Eine furchtbare Folge dieses maurisch-punischen Sonderweges waren Bauernkriege (Circumcellionen) gegen die Staatsgewalt. Zur Zeit von Augustinus war ganz Nordafrika von dieser Sekte beherrscht.
 
 
[3]Pelagianismus:
Art Christlicher Stoizismus.
Mit der Kraft des eigenen Willens kann sich der Mensch von Sünde freihalten.
Die Wirkung der Erbsünde und der übermächtigen Begierlichkeit wird geleugnet.
Die Kinder erhalten durch die Taufe das ewige Leben. Christus hilft durch sein Beispiel und seine Lehre.
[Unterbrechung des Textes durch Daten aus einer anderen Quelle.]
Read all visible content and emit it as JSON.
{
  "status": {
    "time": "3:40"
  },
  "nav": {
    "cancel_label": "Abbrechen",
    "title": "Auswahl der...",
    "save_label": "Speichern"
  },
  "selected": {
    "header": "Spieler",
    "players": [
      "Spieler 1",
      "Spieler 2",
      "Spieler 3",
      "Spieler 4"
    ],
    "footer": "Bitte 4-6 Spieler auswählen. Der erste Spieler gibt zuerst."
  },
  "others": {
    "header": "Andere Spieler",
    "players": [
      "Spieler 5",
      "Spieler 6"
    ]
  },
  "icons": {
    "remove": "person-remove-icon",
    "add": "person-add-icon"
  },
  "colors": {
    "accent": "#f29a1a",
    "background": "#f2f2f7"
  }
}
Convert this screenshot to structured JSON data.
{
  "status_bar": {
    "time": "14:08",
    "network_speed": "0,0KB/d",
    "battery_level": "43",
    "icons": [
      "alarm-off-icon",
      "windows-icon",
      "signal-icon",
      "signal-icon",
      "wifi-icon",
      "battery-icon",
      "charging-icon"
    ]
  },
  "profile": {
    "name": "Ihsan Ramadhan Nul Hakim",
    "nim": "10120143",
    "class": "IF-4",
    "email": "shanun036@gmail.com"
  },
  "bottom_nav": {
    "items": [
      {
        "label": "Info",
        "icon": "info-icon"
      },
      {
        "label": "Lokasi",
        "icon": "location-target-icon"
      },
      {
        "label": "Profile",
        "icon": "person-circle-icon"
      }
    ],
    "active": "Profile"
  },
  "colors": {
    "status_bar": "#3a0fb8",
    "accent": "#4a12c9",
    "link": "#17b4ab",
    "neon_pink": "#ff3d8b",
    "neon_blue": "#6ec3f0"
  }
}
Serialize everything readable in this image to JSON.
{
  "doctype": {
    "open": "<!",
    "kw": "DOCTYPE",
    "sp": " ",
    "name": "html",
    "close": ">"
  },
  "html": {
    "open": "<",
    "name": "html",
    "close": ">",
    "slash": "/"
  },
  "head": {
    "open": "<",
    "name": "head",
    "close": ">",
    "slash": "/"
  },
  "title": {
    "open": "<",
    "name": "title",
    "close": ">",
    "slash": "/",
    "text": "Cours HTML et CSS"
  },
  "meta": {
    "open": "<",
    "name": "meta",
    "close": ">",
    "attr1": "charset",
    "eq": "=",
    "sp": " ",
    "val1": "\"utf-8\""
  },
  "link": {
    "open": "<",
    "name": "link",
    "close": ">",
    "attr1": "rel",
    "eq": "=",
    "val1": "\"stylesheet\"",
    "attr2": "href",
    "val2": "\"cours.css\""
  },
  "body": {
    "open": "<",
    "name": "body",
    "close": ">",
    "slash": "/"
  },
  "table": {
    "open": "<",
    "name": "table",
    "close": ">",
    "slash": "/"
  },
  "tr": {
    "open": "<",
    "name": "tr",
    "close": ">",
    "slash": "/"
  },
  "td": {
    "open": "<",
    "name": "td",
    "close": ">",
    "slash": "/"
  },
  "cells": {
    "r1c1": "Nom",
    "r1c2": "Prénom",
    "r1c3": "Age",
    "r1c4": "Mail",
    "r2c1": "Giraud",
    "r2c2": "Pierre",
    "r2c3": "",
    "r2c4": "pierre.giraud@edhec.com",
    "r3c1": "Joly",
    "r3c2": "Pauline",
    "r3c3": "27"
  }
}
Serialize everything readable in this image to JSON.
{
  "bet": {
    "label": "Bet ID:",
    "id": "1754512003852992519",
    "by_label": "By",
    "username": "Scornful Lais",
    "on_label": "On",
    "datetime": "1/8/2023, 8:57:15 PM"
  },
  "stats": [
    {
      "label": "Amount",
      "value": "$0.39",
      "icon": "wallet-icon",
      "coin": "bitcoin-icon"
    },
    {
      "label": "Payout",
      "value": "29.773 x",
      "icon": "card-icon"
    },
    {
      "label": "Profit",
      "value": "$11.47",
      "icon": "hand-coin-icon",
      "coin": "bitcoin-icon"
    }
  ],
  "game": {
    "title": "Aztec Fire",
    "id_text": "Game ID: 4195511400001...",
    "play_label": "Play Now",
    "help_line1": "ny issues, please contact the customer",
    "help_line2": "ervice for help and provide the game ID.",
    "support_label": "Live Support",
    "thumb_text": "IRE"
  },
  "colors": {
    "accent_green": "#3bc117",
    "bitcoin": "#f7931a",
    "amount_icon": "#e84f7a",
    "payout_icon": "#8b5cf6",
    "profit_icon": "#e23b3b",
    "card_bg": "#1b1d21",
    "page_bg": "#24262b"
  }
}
Eine Erlösungsgnade gibt es nicht.
Durch die Willensfreiheit ist der Mensch von Gott UNABHÄNGIG!
 
 
 
[4] Arianismus:
A. ist der Versuch das Problem Jesus Christus rational zu lösen. Wenn Jesus nur Mensch ist, der von Gott in besonderer Weise (Wunderberichte – Auferstehung) zum Mittler zwischen Gott und den Menschen erwählt wurde, dann wird die „Unbegreifbarkeit“ seiner Gottessohnschaft einer vernünftigen Lösung zugeführt.